──…それ…無理だと思う。その俺の好きな相手は男だから…
ええ???!!!!!
炭治郎が恋人と一緒にパン屋をやりたいなら、相手と結婚して自分は社長業をしながら相手が営むパン屋を手伝うという形を取ったらどうだ?という提案に対して炭治郎から返ってきたのはそんな言葉だった。
お前は異性愛者だと思っていたから…」
と、素直な感想を口にすれば、
『別に性別がどうというわけじゃなく、好きになった相手がたまたま同性だったんだ。
兄さんだってそうじゃないか?』
と返されて、なるほど、と、思う。
『そういうわけで、伯父さんは籍を入れることは許さないだろうし、会社にいる限り兄さんの時とは逆に子どもを産める見合い相手を連れてくると思う。
俺が社長になるだけじゃなく、俺の子孫を跡取りにするというのも伯父的には譲れない線だから兄さんに子をつくらせたくなかったんだろうし…』
ああ、それはそうだろう。
便宜上で良いなら社長の仕事について副社長の連れてくる嫁と人工授精で子を作って、私生活では同性の恋人と…と言う形も取れなくはないだろうが、炭治郎は恋人が居る状態で他と形式だけでも籍を入れるなどということを潔しとする男ではないし、副社長も可愛い甥っ子が同性のパン屋の恋人と暮らすことなど絶対に許さないに違いない。
だが…これは逃げてどうなるものではない。
錆兎と炭治郎の実家は腐っても大財閥で、いくら逃げても炭治郎の行方など簡単に探し出せてしまう。
そうして見つかってしまえばパン屋の一つくらい簡単に踏みつぶされるだろうし、恋人だってただではすまないだろう。
「あ~…でもな、逃げてどうなるものじゃないぞ?
お前もわかっているだろうが、親父や副社長がその気になればお前の居場所などすぐ見つけ出せる。
そうなれば強制送還されるだけじゃなく、最悪の場合はお前は軟禁、相手の店は潰されて相手にも危害が及ぶ。
そのあたりも考えて何か策があって家を出てきているのか?
それとも衝動的な家出なのか?」
常に虐げられる立場にあった錆兎にしてみれば相手の不興を買う行動に出るという時はその後を見据えて自分の身と立場の安全を確保する根回しをしてからというのが当たり前だったわけだが、不遇ではあっても跡取りとして遇されている炭治郎の場合、そのあたりの危機管理意識が希薄だったようだ。
そんな錆兎的にとっての常識を口にした瞬間、
『…そんな……。
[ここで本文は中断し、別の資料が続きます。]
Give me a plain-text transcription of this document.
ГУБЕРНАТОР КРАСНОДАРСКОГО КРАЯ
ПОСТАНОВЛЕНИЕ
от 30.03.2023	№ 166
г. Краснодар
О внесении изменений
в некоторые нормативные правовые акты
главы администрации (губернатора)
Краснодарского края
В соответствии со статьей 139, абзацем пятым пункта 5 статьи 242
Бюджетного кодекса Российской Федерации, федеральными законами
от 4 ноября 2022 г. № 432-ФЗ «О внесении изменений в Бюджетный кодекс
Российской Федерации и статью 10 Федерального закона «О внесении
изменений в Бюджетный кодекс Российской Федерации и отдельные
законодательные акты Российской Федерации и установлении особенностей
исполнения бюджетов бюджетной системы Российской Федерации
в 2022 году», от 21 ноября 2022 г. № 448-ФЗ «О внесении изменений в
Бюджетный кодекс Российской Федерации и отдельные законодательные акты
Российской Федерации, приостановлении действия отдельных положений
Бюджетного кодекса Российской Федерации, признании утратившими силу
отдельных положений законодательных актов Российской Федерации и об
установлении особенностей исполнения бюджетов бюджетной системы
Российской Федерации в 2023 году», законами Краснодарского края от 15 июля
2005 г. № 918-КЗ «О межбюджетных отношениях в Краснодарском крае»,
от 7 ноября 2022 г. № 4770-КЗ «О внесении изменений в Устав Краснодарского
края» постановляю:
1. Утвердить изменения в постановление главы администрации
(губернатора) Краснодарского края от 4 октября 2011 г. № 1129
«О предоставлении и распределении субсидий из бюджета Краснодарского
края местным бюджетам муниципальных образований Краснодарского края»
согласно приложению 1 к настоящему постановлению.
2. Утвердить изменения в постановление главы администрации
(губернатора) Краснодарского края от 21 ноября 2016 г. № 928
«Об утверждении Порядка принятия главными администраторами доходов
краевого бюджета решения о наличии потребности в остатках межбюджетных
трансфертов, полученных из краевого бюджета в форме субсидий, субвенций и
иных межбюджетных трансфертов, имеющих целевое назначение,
俺だけじゃなく善逸まで…?』
と、かなりショックを受けたように息を飲む。
耳に優しいことを言って金を用意してやるのは簡単だが、それでは何の解決にもならないどころか事態を悪化させるだけだろう。
最悪の事態を防ぐには…やはりあまりやりたくないであろうこともさせなければならない。
はあ…と重い息を吐き出して錆兎は言った。
「お前としては家を完全に出て恋人と籍を入れて一緒にパン屋を営むということが理想なんだろうが、全てを叶えるのは不可能に近いと思った方がいい。
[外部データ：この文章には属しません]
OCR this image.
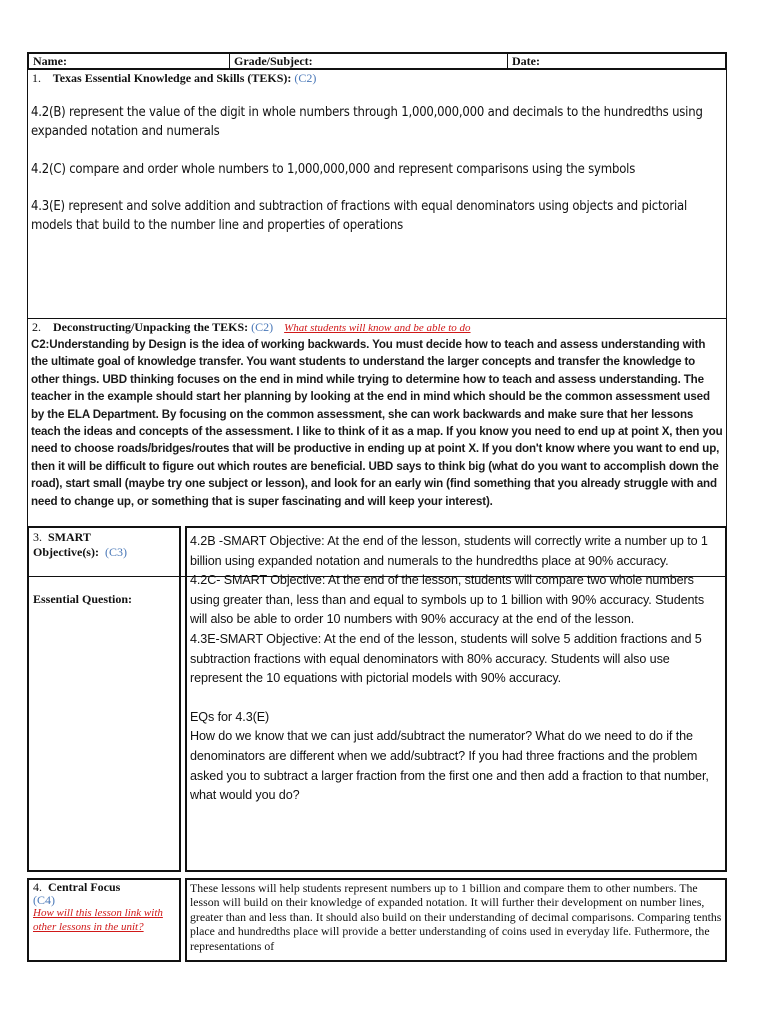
Name:	Grade/Subject:	Date:
1. Texas Essential Knowledge and Skills (TEKS): (C2)
4.2(B) represent the value of the digit in whole numbers through 1,000,000,000 and decimals to the hundredths using expanded notation and numerals
4.2(C) compare and order whole numbers to 1,000,000,000 and represent comparisons using the symbols
4.3(E) represent and solve addition and subtraction of fractions with equal denominators using objects and pictorial models that build to the number line and properties of operations
2. Deconstructing/Unpacking the TEKS: (C2) What students will know and be able to do
C2:Understanding by Design is the idea of working backwards. You must decide how to teach and assess understanding with the ultimate goal of knowledge transfer. You want students to understand the larger concepts and transfer the knowledge to other things. UBD thinking focuses on the end in mind while trying to determine how to teach and assess understanding. The teacher in the example should start her planning by looking at the end in mind which should be the common assessment used by the ELA Department. By focusing on the common assessment, she can work backwards and make sure that her lessons teach the ideas and concepts of the assessment. I like to think of it as a map. If you know you need to end up at point X, then you need to choose roads/bridges/routes that will be productive in ending up at point X. If you don't know where you want to end up, then it will be difficult to figure out which routes are beneficial. UBD says to think big (what do you want to accomplish down the road), start small (maybe try one subject or lesson), and look for an early win (find something that you already struggle with and need to change up, or something that is super fascinating and will keep your interest).
3. SMART
Objective(s): (C3)
Essential Question:

4.2B -SMART Objective: At the end of the lesson, students will correctly write a number up to 1 billion using expanded notation and numerals to the hundredths place at 90% accuracy.

4.2C- SMART Objective: At the end of the lesson, students will compare two whole numbers using greater than, less than and equal to symbols up to 1 billion with 90% accuracy. Students will also be able to order 10 numbers with 90% accuracy at the end of the lesson.

4.3E-SMART Objective: At the end of the lesson, students will solve 5 addition fractions and 5 subtraction fractions with equal denominators with 80% accuracy. Students will also use represent the 10 equations with pictorial models with 90% accuracy.

EQs for 4.3(E)

How do we know that we can just add/subtract the numerator? What do we need to do if the denominators are different when we add/subtract? If you had three fractions and the problem asked you to subtract a larger fraction from the first one and then add a fraction to that number, what would you do?

4. Central Focus
(C4)
How will this lesson link with other lessons in the unit?
These lessons will help students represent numbers up to 1 billion and compare them to other numbers. The lesson will build on their knowledge of expanded notation. It will further their development on number lines, greater than and less than. It should also build on their understanding of decimal comparisons. Comparing tenths place and hundredths place will provide a better understanding of coins used in everyday life. Futhermore, the representations of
とりあえずお前がまず成すべきことは、どこまでは譲れてどこからは譲れない一線なのか自分の中で整理しろ。
そのうえで考えがまとまったらいったん家に戻って親父…というか、問題なのは副社長の方か。
まあ、両方来るだろうから二人と交渉だ。
お前が考えをまとめる時間は俺が副社長と交渉して確保してやる。
それでどうだ?」
『…兄さん……』
「なんだ?」
『…いつまでも迷惑かけてごめん…』
「…親がどうしようもない頼れない大人だからな。
俺は年が離れていることもあってずっとお前の親代わりだと思ってきたし、今もそう思っている。
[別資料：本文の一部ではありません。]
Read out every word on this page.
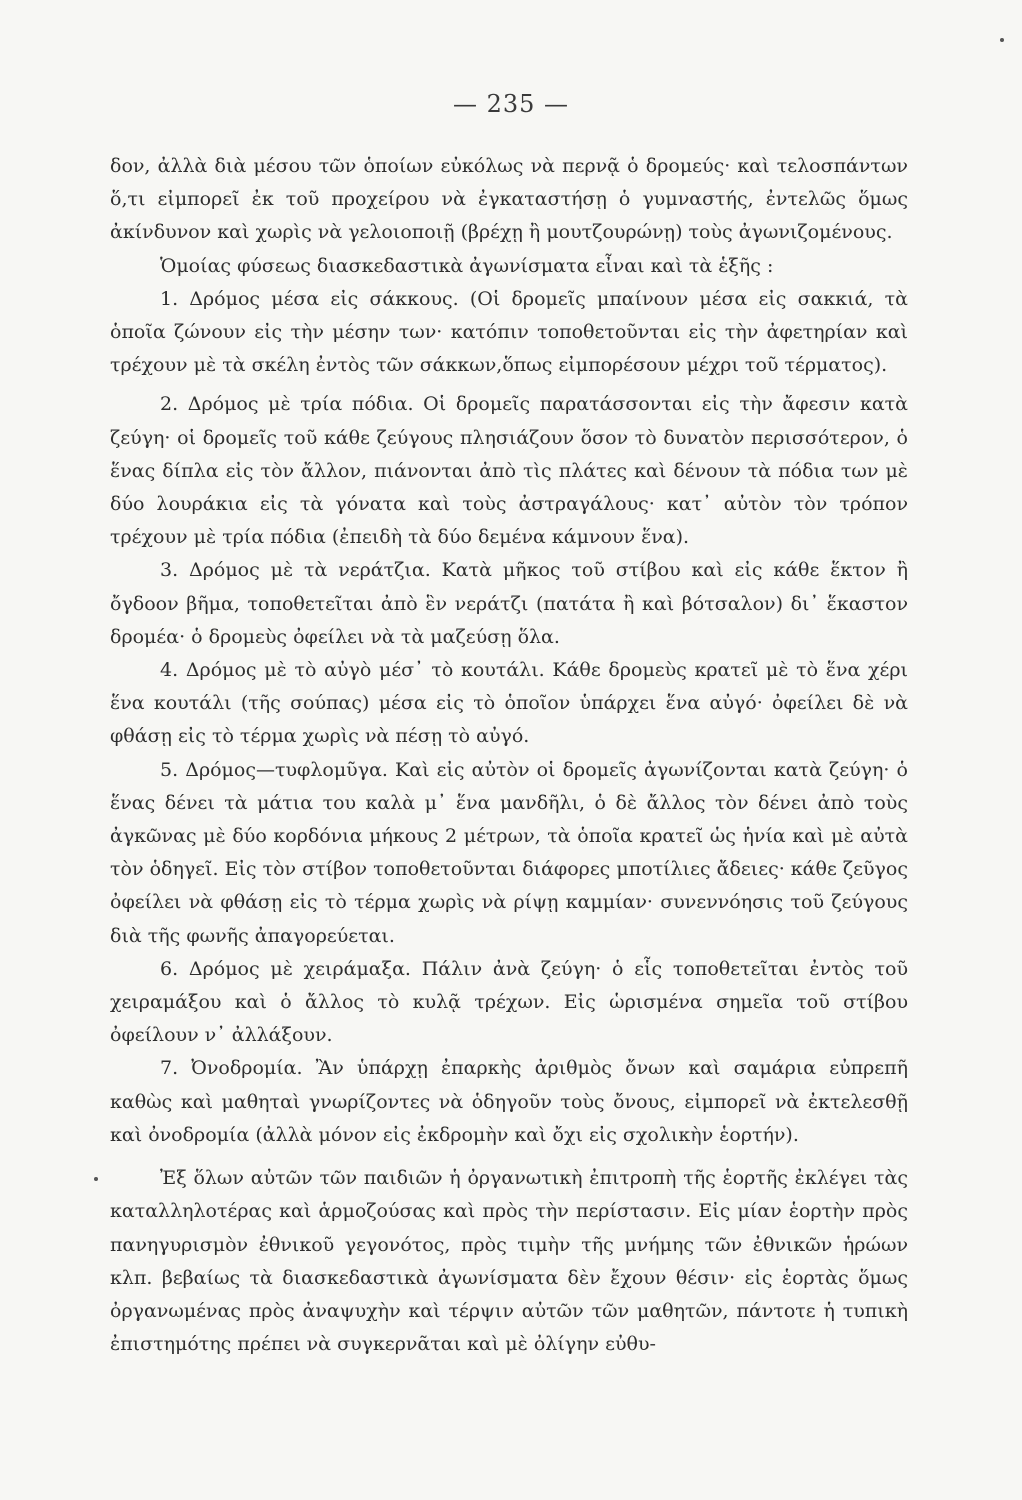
— 235 —

δον, ἀλλὰ διὰ μέσου τῶν ὁποίων εὐκόλως νὰ περνᾷ ὁ δρομεύς· καὶ τελοσπάντων ὅ,τι εἰμπορεῖ ἐκ τοῦ προχείρου νὰ ἐγκαταστήσῃ ὁ γυμναστής, ἐντελῶς ὅμως ἀκίνδυνον καὶ χωρὶς νὰ γελοιοποιῇ (βρέχῃ ἢ μουτζουρώνῃ) τοὺς ἀγωνιζομένους.

Ὁμοίας φύσεως διασκεδαστικὰ ἀγωνίσματα εἶναι καὶ τὰ ἑξῆς :

1. Δρόμος μέσα εἰς σάκκους. (Οἱ δρομεῖς μπαίνουν μέσα εἰς σακκιά, τὰ ὁποῖα ζώνουν εἰς τὴν μέσην των· κατόπιν τοποθετοῦνται εἰς τὴν ἀφετηρίαν καὶ τρέχουν μὲ τὰ σκέλη ἐντὸς τῶν σάκκων,ὅπως εἰμπορέσουν μέχρι τοῦ τέρματος).

2. Δρόμος μὲ τρία πόδια. Οἱ δρομεῖς παρατάσσονται εἰς τὴν ἄφεσιν κατὰ ζεύγη· οἱ δρομεῖς τοῦ κάθε ζεύγους πλησιάζουν ὅσον τὸ δυνατὸν περισσότερον, ὁ ἕνας δίπλα εἰς τὸν ἄλλον, πιάνονται ἀπὸ τὶς πλάτες καὶ δένουν τὰ πόδια των μὲ δύο λουράκια εἰς τὰ γόνατα καὶ τοὺς ἀστραγάλους· κατ᾽ αὐτὸν τὸν τρόπον τρέχουν μὲ τρία πόδια (ἐπειδὴ τὰ δύο δεμένα κάμνουν ἕνα).

3. Δρόμος μὲ τὰ νεράτζια. Κατὰ μῆκος τοῦ στίβου καὶ εἰς κάθε ἕκτον ἢ ὄγδοον βῆμα, τοποθετεῖται ἀπὸ ἓν νεράτζι (πατάτα ἢ καὶ βότσαλον) δι᾽ ἕκαστον δρομέα· ὁ δρομεὺς ὀφείλει νὰ τὰ μαζεύσῃ ὅλα.

4. Δρόμος μὲ τὸ αὐγὸ μέσ᾽ τὸ κουτάλι. Κάθε δρομεὺς κρατεῖ μὲ τὸ ἕνα χέρι ἕνα κουτάλι (τῆς σούπας) μέσα εἰς τὸ ὁποῖον ὑπάρχει ἕνα αὐγό· ὀφείλει δὲ νὰ φθάσῃ εἰς τὸ τέρμα χωρὶς νὰ πέσῃ τὸ αὐγό.

5. Δρόμος—τυφλομῦγα. Καὶ εἰς αὐτὸν οἱ δρομεῖς ἀγωνίζονται κατὰ ζεύγη· ὁ ἕνας δένει τὰ μάτια του καλὰ μ᾽ ἕνα μανδῆλι, ὁ δὲ ἄλλος τὸν δένει ἀπὸ τοὺς ἀγκῶνας μὲ δύο κορδόνια μήκους 2 μέτρων, τὰ ὁποῖα κρατεῖ ὡς ἡνία καὶ μὲ αὐτὰ τὸν ὁδηγεῖ. Εἰς τὸν στίβον τοποθετοῦνται διάφορες μποτίλιες ἄδειες· κάθε ζεῦγος ὀφείλει νὰ φθάσῃ εἰς τὸ τέρμα χωρὶς νὰ ρίψῃ καμμίαν· συνεννόησις τοῦ ζεύγους διὰ τῆς φωνῆς ἀπαγορεύεται.

6. Δρόμος μὲ χειράμαξα. Πάλιν ἀνὰ ζεύγη· ὁ εἷς τοποθετεῖται ἐντὸς τοῦ χειραμάξου καὶ ὁ ἄλλος τὸ κυλᾷ τρέχων. Εἰς ὡρισμένα σημεῖα τοῦ στίβου ὀφείλουν ν᾽ ἀλλάξουν.

7. Ὀνοδρομία. Ἂν ὑπάρχῃ ἐπαρκὴς ἀριθμὸς ὄνων καὶ σαμάρια εὐπρεπῆ καθὼς καὶ μαθηταὶ γνωρίζοντες νὰ ὁδηγοῦν τοὺς ὄνους, εἰμπορεῖ νὰ ἐκτελεσθῇ καὶ ὀνοδρομία (ἀλλὰ μόνον εἰς ἐκδρομὴν καὶ ὄχι εἰς σχολικὴν ἑορτήν).

Ἐξ ὅλων αὐτῶν τῶν παιδιῶν ἡ ὀργανωτικὴ ἐπιτροπὴ τῆς ἑορτῆς ἐκλέγει τὰς καταλληλοτέρας καὶ ἁρμοζούσας καὶ πρὸς τὴν περίστασιν. Εἰς μίαν ἑορτὴν πρὸς πανηγυρισμὸν ἐθνικοῦ γεγονότος, πρὸς τιμὴν τῆς μνήμης τῶν ἐθνικῶν ἡρώων κλπ. βεβαίως τὰ διασκεδαστικὰ ἀγωνίσματα δὲν ἔχουν θέσιν· εἰς ἑορτὰς ὅμως ὀργανωμένας πρὸς ἀναψυχὴν καὶ τέρψιν αὐτῶν τῶν μαθητῶν, πάντοτε ἡ τυπικὴ ἐπιστημότης πρέπει νὰ συγκερνᾶται καὶ μὲ ὀλίγην εὐθυ-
だから、お前はまだようやく19になったばかりなんだし、どうしようもなくなったら相談して頼ってこい」
決して自分も現在余裕があるわけでもないが、炭治郎が会社を継ぐ継がないという話になれば絶対に自分もまきこまれることは目に見えているし、もちろん弟は無条件に可愛いので力になってやりたいというのもある。
なので炭治郎に考える時間として1週間欲しいと頼まれて了承し、錆兎は副社長と父親にアポを取ることにした。